The leeks were also very good with a girth of nearly 7 inches and a length to the button of 18. These were all grown to maturity on the benches in florist buckets and given the occasional granular feed on top well watered in. The celery Starburst and Redstar were also excellent standing well over 4 feet in height with good strong girth. One point to note, the Redstar didn't seem to pull as well as the Starburst, so those of you growing this particualr one for the Summer shows should bear this in mind when putting on your final collar.
My long carrots grown in wheely bins certainly attracted a lot of media attention which is always par for the course if they spot anything out of the ordinary. What pleased me no end was the lack of time and effort that I had to impart into their growing. The bins were filled with nothing more than fine peat and the four bore holes in each bin made with round fence posts were filled with straight Levington F2S from the bag. They received one supplementary feed, that was all, right through the season and the skin quality was absolutely superb, as fine as any I have pulled for the August shows.
Another vegetable which performed really well were my own selection of Show Perfection Peas, they were 6½ inches in length and over an inch wide with one pod having 12 peas in it. These were all grown individually in 4 litre pots using Levington M3 and given the occasional balanced liquid feed, they were 18 plants and all were stopped after five peas per plant.
The best and most pleasing of all however were the cauliflowers, from the 48 that I had potted on right through to a 7 litre pot, I was able to stage two triangles of 10 as well as some slightly smaller that were used in two large wheel barrows. The variety that I sowed was one of my newer introductions 'Aviso' and this proves what a versatile cauliflower this is going to be. No wonder it's the cauliflower that is most widely and successfully grown in the commercial world today. The one mistake I made was to have an automatic watering system overhead which came on for three minutes every 6 hours, this was fine until we had a week of very high temperatures. At this point the foliage started to burn up and some of the water getting through the tied up foliage damaged the curd with the intense heat. Next year, If I do Chelsea again, I shall still have an automatic watering system but one which will discharge the water directly into the pot at compost level.

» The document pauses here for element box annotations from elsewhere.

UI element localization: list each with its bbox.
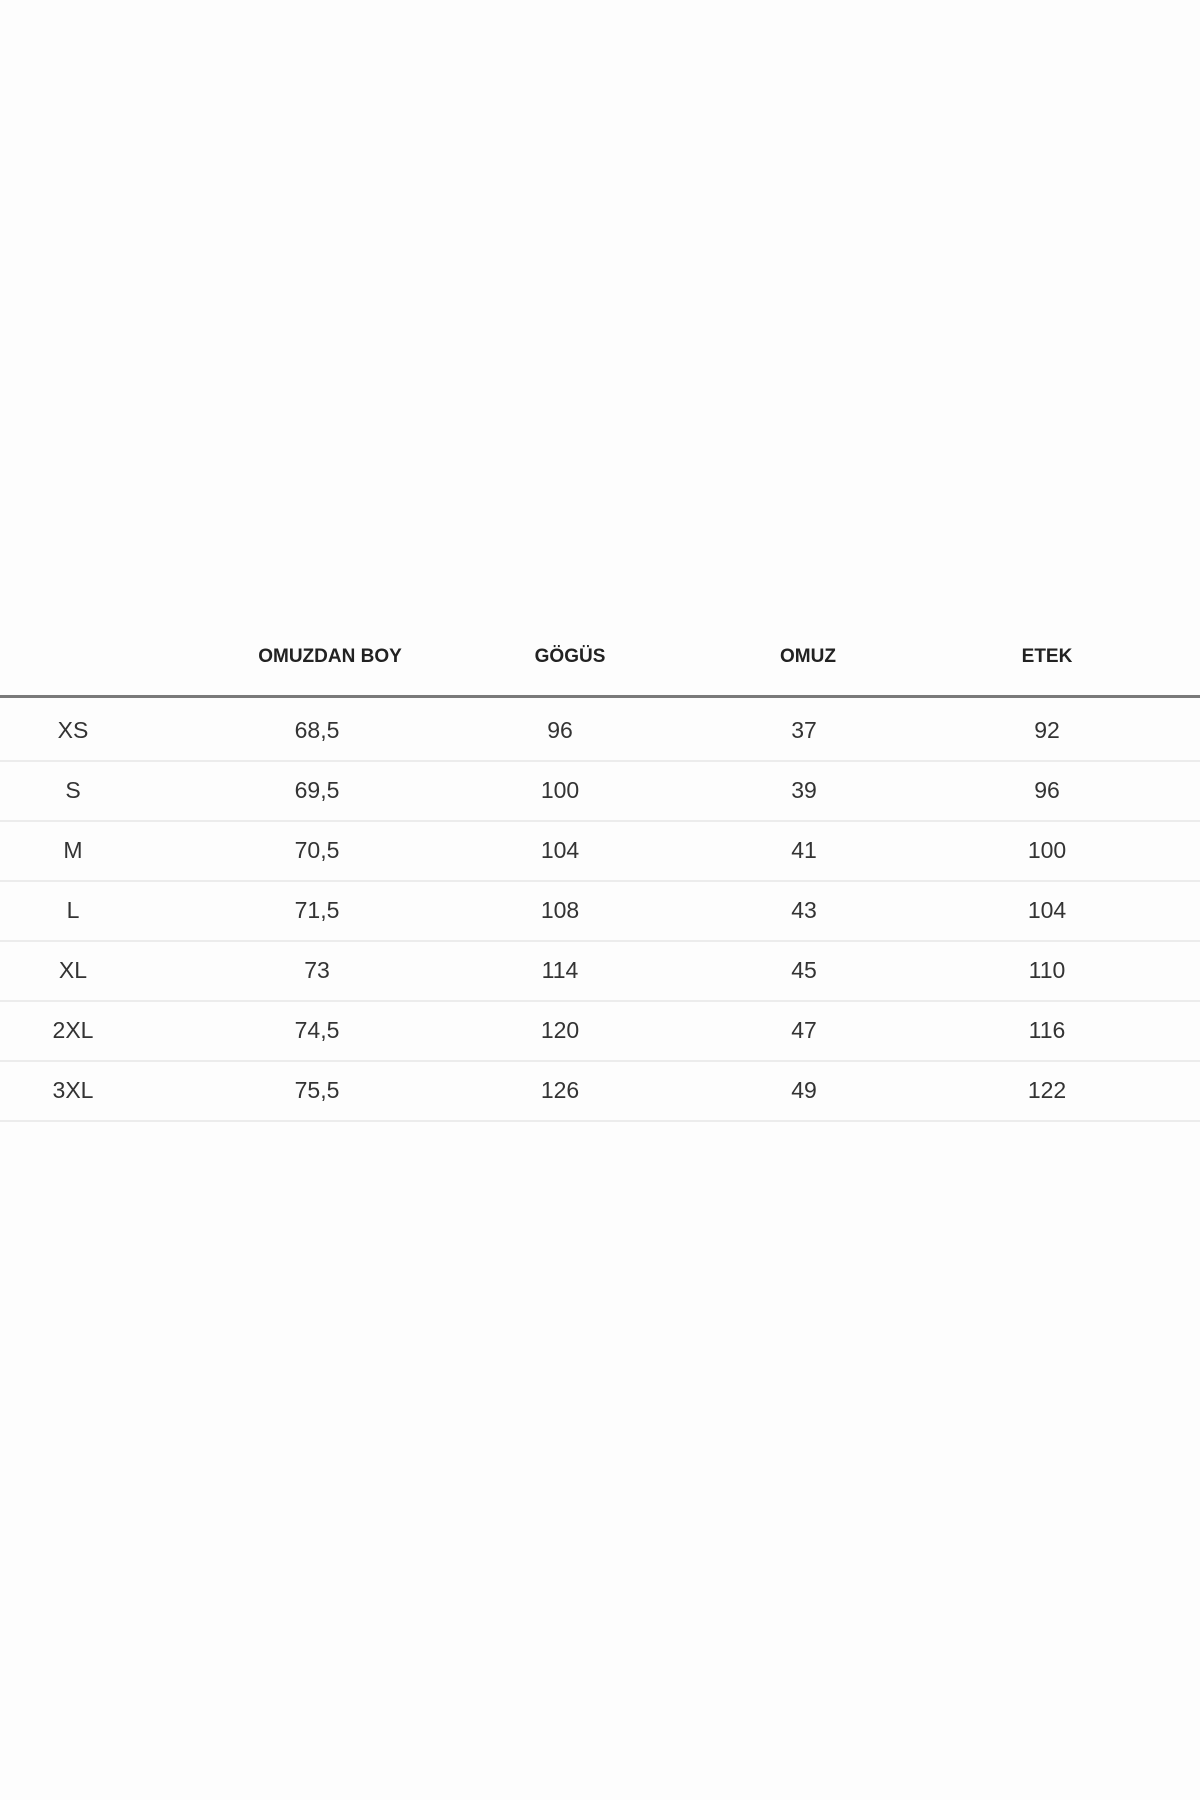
size-label: 3XL — [52, 1077, 94, 1103]
measurement-cell: 92 — [1034, 717, 1060, 743]
measurement-cell: 73 — [304, 957, 330, 983]
measurement-cell: 49 — [791, 1077, 817, 1103]
measurement-cell: 122 — [1027, 1077, 1067, 1103]
measurement-cell: 41 — [791, 837, 817, 863]
size-label: S — [65, 777, 81, 803]
size-label: XS — [57, 717, 89, 743]
size-label: XL — [58, 957, 88, 983]
measurement-cell: 104 — [1027, 897, 1067, 923]
table-row: L 71,5 108 43 104 — [0, 880, 1200, 942]
measurement-cell: 70,5 — [294, 837, 340, 863]
header-omuzdan-boy: OMUZDAN BOY — [258, 646, 402, 667]
measurement-cell: 39 — [791, 777, 817, 803]
table-row: 3XL 75,5 126 49 122 — [0, 1060, 1200, 1122]
table-row: 2XL 74,5 120 47 116 — [0, 1000, 1200, 1062]
table-row: S 69,5 100 39 96 — [0, 760, 1200, 822]
measurement-cell: 114 — [541, 957, 579, 983]
header-omuz: OMUZ — [780, 646, 836, 667]
measurement-cell: 108 — [540, 897, 580, 923]
measurement-cell: 68,5 — [294, 717, 340, 743]
measurement-cell: 120 — [540, 1017, 580, 1043]
measurement-cell: 47 — [791, 1017, 817, 1043]
measurement-cell: 126 — [540, 1077, 580, 1103]
table-row: XL 73 114 45 110 — [0, 940, 1200, 1002]
measurement-cell: 71,5 — [294, 897, 340, 923]
table-row: M 70,5 104 41 100 — [0, 820, 1200, 882]
measurement-cell: 69,5 — [294, 777, 340, 803]
measurement-cell: 110 — [1028, 957, 1066, 983]
header-gogus: GÖGÜS — [534, 646, 606, 667]
size-label: L — [66, 897, 80, 923]
size-label: 2XL — [52, 1017, 94, 1043]
measurement-cell: 100 — [1027, 837, 1067, 863]
measurement-cell: 96 — [547, 717, 573, 743]
measurement-cell: 74,5 — [294, 1017, 340, 1043]
measurement-cell: 104 — [540, 837, 580, 863]
measurement-cell: 43 — [791, 897, 817, 923]
measurement-cell: 96 — [1034, 777, 1060, 803]
size-label: M — [63, 837, 83, 863]
measurement-cell: 37 — [791, 717, 817, 743]
header-divider — [0, 695, 1200, 698]
measurement-cell: 116 — [1028, 1017, 1066, 1043]
header-etek: ETEK — [1021, 646, 1073, 667]
measurement-cell: 45 — [791, 957, 817, 983]
measurement-cell: 75,5 — [294, 1077, 340, 1103]
table-row: XS 68,5 96 37 92 — [0, 700, 1200, 762]
measurement-cell: 100 — [540, 777, 580, 803]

French beans are a very popular class at most shows and are now part and parcel of the National scene as well. I always use either my own my own re-selection of the climbing prince or my own re-selection of the dwarf prince. The first has already been sown and planted and each plant will climb up a cane to well over five feet, however I prefer to stop each one at around three feet and then keep on stopping all side shoots when they get to this height as well. This means that you will have a densely covered tepee like growth with masses of beans to select from.
My own dwarf beans can be ready for showing in 10 weeks from sowing if each plant is potted up individually into 4litre pots and kept in either the polytunnel or greenhouse. The beauty of growing them in pots is that they are movable so that if they appear to be maturing a little too early they can then moved outdoors. My first sowing went in on the first of June with another ten days later and today's sowing will be the last. This should ensure that I have beans to stage for the National in the right condition regardless of what sort of Summer it will turn out to be.